Acadêmico: Ignácio de Loyola Brandão
Tudo me preocupa, mas principalmente quando as artes começam a sofrer ataques contínuos, frequentes, em nome da moral.


Tenho medo. Um frio me percorre a espinha e tenho medo. Já senti esse medo antes e temo que aquela atmosfera volte a reinar neste Brasil, cada vez mais intolerante. Tínhamos medo quando ouvíamos a campainha de nossa porta tocar. Ou vozes anônimas agora é pela rede social nos sussurravam, à noite: O próximo será você, por aquele livro, quadro, filme, peça, canção, etc.
O fechamento da exposição de arte no Rio Grande do Sul e a invasão do MAM em São Paulo me assustaram tanto quanto o massacre de Las Vegas nos Estados Unidos. Tenho pavor quando leio que traficantes evangélicos estão atacando religiões afro no Rio de Janeiro. Com esta notícia fiquei perplexo. Quer dizer que traficantes também têm religião? Não ouvi nenhum líder dessa seita repelir a noticia. Nem o prefeito do Rio se manifestou. O prefeito de São Paulo disse: não se pode exagerar.

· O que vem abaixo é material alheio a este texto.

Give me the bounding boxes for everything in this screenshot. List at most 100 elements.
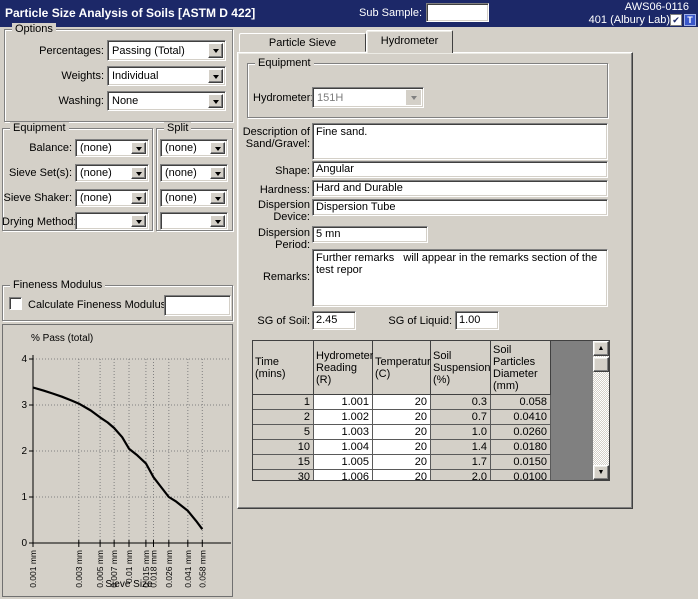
dropdown-arrow-icon[interactable] [210, 167, 225, 179]
percentages-label: Percentages: [39, 45, 104, 57]
remarks-label: Remarks: [262, 271, 310, 283]
dropdown-arrow-icon[interactable] [210, 192, 225, 204]
table-row: 30 1.006 20 2.0 0.0100 [253, 470, 609, 480]
sieve-sets-split-combo[interactable]: (none) [160, 164, 228, 182]
fineness-group-label: Fineness Modulus [10, 279, 106, 292]
table-row: 15 1.005 20 1.7 0.0150 [253, 455, 609, 470]
scrollbar-thumb[interactable] [593, 357, 609, 372]
scroll-down-icon[interactable]: ▼ [593, 465, 609, 480]
remarks-field[interactable]: Further remarks will appear in the remar… [312, 249, 608, 307]
weights-label: Weights: [61, 70, 104, 82]
dropdown-arrow-icon[interactable] [208, 43, 223, 58]
tab-label: Hydrometer [380, 35, 439, 47]
table-cell: 2 [253, 410, 314, 425]
split-group-label: Split [164, 122, 192, 135]
checkmark-icon[interactable]: ✔ [670, 14, 682, 26]
dropdown-arrow-icon[interactable] [210, 215, 225, 227]
drying-method-split-combo[interactable] [160, 212, 228, 230]
table-cell[interactable]: 20 [373, 440, 431, 455]
table-cell[interactable]: 1.001 [314, 395, 373, 410]
table-cell: 0.0260 [491, 425, 551, 440]
dropdown-arrow-icon[interactable] [208, 69, 223, 83]
table-cell[interactable]: 20 [373, 455, 431, 470]
svg-text:0.001 mm: 0.001 mm [28, 550, 38, 588]
balance-combo[interactable]: (none) [75, 139, 149, 157]
dropdown-arrow-icon[interactable] [131, 167, 146, 179]
sub-sample-input[interactable] [426, 3, 489, 22]
dispersion-period-field[interactable]: 5 mn [312, 226, 428, 243]
percentages-combo[interactable]: Passing (Total) [107, 40, 226, 61]
table-cell: 1.0 [431, 425, 491, 440]
sieve-shaker-value: (none) [80, 192, 112, 204]
equipment-group-label: Equipment [10, 122, 69, 135]
dispersion-device-label: Dispersion Device: [258, 199, 310, 223]
sieve-shaker-label: Sieve Shaker: [3, 192, 72, 204]
hydrometer-label: Hydrometer: [253, 92, 314, 104]
calculate-fineness-checkbox[interactable] [9, 297, 22, 310]
chart-curve [32, 386, 204, 530]
table-cell: 1.4 [431, 440, 491, 455]
text-tool-icon[interactable]: T [684, 14, 696, 26]
table-cell[interactable]: 1.006 [314, 470, 373, 480]
table-cell[interactable]: 20 [373, 410, 431, 425]
table-cell[interactable]: 1.004 [314, 440, 373, 455]
table-cell: 0.0150 [491, 455, 551, 470]
svg-text:1: 1 [21, 492, 27, 503]
description-field[interactable]: Fine sand. [312, 123, 608, 160]
hydro-equipment-group-label: Equipment [255, 57, 314, 70]
table-cell[interactable]: 1.005 [314, 455, 373, 470]
table-cell[interactable]: 20 [373, 470, 431, 480]
dispersion-device-field[interactable]: Dispersion Tube [312, 199, 608, 216]
hardness-field[interactable]: Hard and Durable [312, 180, 608, 197]
fineness-value-field[interactable] [164, 295, 231, 316]
drying-method-combo[interactable] [75, 212, 149, 230]
tab-hydrometer[interactable]: Hydrometer [366, 30, 453, 53]
weights-value: Individual [112, 70, 159, 82]
svg-text:Sieve Size: Sieve Size [105, 579, 153, 590]
sieve-shaker-split-combo[interactable]: (none) [160, 189, 228, 207]
sieve-sets-split-value: (none) [165, 167, 197, 179]
table-row: 2 1.002 20 0.7 0.0410 [253, 410, 609, 425]
dropdown-arrow-icon[interactable] [131, 192, 146, 204]
table-row: 1 1.001 20 0.3 0.058 [253, 395, 609, 410]
shape-field[interactable]: Angular [312, 161, 608, 178]
sg-liquid-field[interactable]: 1.00 [455, 311, 499, 330]
scroll-up-icon[interactable]: ▲ [593, 341, 609, 356]
sieve-sets-value: (none) [80, 167, 112, 179]
table-cell: 0.3 [431, 395, 491, 410]
table-cell: 0.0100 [491, 470, 551, 480]
tab-particle-sieve-distribution[interactable]: Particle Sieve Distribution [239, 33, 366, 67]
svg-text:0: 0 [21, 538, 27, 549]
sg-soil-field[interactable]: 2.45 [312, 311, 356, 330]
dropdown-arrow-icon[interactable] [208, 94, 223, 108]
percentages-value: Passing (Total) [112, 44, 185, 57]
table-cell[interactable]: 20 [373, 395, 431, 410]
window-title: Particle Size Analysis of Soils [ASTM D … [5, 6, 256, 20]
weights-combo[interactable]: Individual [107, 66, 226, 86]
title-bar: Particle Size Analysis of Soils [ASTM D … [0, 0, 698, 27]
hardness-label: Hardness: [259, 184, 310, 196]
sieve-sets-combo[interactable]: (none) [75, 164, 149, 182]
table-cell[interactable]: 1.003 [314, 425, 373, 440]
sieve-shaker-combo[interactable]: (none) [75, 189, 149, 207]
column-header: Soil Suspension (%) [431, 341, 491, 395]
dropdown-arrow-icon[interactable] [210, 142, 225, 154]
hydrometer-combo[interactable]: 151H [312, 87, 424, 108]
balance-split-combo[interactable]: (none) [160, 139, 228, 157]
table-cell: 2.0 [431, 470, 491, 480]
column-header: Soil Particles Diameter (mm) [491, 341, 551, 395]
table-cell: 1 [253, 395, 314, 410]
table-scrollbar[interactable]: ▲ ▼ [593, 341, 609, 480]
dispersion-period-label: Dispersion Period: [258, 227, 310, 251]
dropdown-arrow-icon[interactable] [131, 215, 146, 227]
shape-label: Shape: [275, 165, 310, 177]
svg-text:0.041 mm: 0.041 mm [183, 550, 193, 588]
dropdown-arrow-icon [406, 90, 421, 105]
balance-value: (none) [80, 142, 112, 154]
hydrometer-value: 151H [317, 91, 344, 104]
table-cell[interactable]: 20 [373, 425, 431, 440]
dropdown-arrow-icon[interactable] [131, 142, 146, 154]
washing-combo[interactable]: None [107, 91, 226, 111]
table-cell[interactable]: 1.002 [314, 410, 373, 425]
table-cell: 0.7 [431, 410, 491, 425]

Se a arte não exagerar, quem vai contar o que está se passando? Exagerar? Neste Brasil de malas com 51 milhões sem origem; com o presidente recebendo parlamenta res em sua sala, com os cofres abertos; com ministros várias vezes denunciados e zombando de tudo; com o Cabral ex-governador do Rio acumulando fortuna imensa com seus 5% de oxigênio; com o atual governador Pezão alegando inocência e dizendo: só assinei? O que é exagerar? A palavra perdeu o sentido, o significado.

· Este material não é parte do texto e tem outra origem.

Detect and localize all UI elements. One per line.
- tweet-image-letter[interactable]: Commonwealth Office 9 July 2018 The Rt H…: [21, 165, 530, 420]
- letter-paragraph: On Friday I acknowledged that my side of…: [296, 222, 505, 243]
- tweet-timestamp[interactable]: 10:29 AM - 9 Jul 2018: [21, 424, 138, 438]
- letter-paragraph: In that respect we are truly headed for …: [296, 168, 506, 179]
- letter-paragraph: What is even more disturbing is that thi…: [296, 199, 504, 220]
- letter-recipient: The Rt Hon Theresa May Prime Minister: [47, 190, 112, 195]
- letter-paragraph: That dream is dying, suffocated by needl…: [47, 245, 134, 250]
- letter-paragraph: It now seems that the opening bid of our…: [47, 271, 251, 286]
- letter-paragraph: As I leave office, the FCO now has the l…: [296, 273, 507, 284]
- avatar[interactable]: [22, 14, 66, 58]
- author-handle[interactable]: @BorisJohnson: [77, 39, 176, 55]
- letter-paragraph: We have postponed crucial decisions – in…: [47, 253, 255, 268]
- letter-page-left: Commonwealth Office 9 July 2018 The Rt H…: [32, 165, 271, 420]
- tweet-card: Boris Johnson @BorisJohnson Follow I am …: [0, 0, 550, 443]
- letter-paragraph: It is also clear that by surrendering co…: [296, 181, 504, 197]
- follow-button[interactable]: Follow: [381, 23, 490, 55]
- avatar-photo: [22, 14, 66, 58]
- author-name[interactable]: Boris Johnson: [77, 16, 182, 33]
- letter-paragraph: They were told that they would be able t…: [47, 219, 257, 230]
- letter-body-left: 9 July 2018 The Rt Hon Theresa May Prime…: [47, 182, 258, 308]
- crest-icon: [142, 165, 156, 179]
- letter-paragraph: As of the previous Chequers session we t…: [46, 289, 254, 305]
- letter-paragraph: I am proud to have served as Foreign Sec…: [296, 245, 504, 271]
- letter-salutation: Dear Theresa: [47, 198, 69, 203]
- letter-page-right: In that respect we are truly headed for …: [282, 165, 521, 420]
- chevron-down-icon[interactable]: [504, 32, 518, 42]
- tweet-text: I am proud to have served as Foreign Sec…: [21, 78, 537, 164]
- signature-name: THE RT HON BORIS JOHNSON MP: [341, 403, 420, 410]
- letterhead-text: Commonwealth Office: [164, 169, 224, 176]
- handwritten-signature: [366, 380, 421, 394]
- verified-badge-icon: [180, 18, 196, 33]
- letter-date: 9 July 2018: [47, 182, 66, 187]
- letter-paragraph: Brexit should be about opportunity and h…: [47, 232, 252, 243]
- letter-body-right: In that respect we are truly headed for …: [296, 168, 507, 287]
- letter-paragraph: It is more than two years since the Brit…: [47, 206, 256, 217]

Tudo me preocupa, mas principalmente quando as artes começam a sofrer ataques contínuos, frequentes, em nome da moral. Que moral? O que virá? O que disse o ministro da cultura sobre os ataques? Alguém leu algo dele? Ou ele defende também a arte pura, sentindo-se ultrajado com a arte degenerada como era definida pelo terceiro reich?
Em um momento assim me volta o poema de um belo poeta e amigo, Eduardo Alves da Costa que tem 81 anos como eu, e resiste.
Como esquecer aquele grito que ele deu em 1968, ano trágico?
Na primeira noite eles se aproximam/ e roubam uma flor/ do nosso jardim. / E não dizemos nada.
Na segunda noite, já não se escondem: /pisam as flores, /matam nosso cão, e não dizemos nada.
Até que um dia, / o mais frágil deles/ entra sozinho em nossa casa,
rouba-nos a luz e/ conhecendo nosso medo, /arranca-nos a voz da garganta. /E já não podemos dizer nada.
Eduardo, não pedi autorização para reproduzir. Não houve tempo, porém o grito daquela geração, a nossa, que chegou aos 80 anos, volta a ser ouvido.
E outros virão. E não encontrei grito maior do que o seu.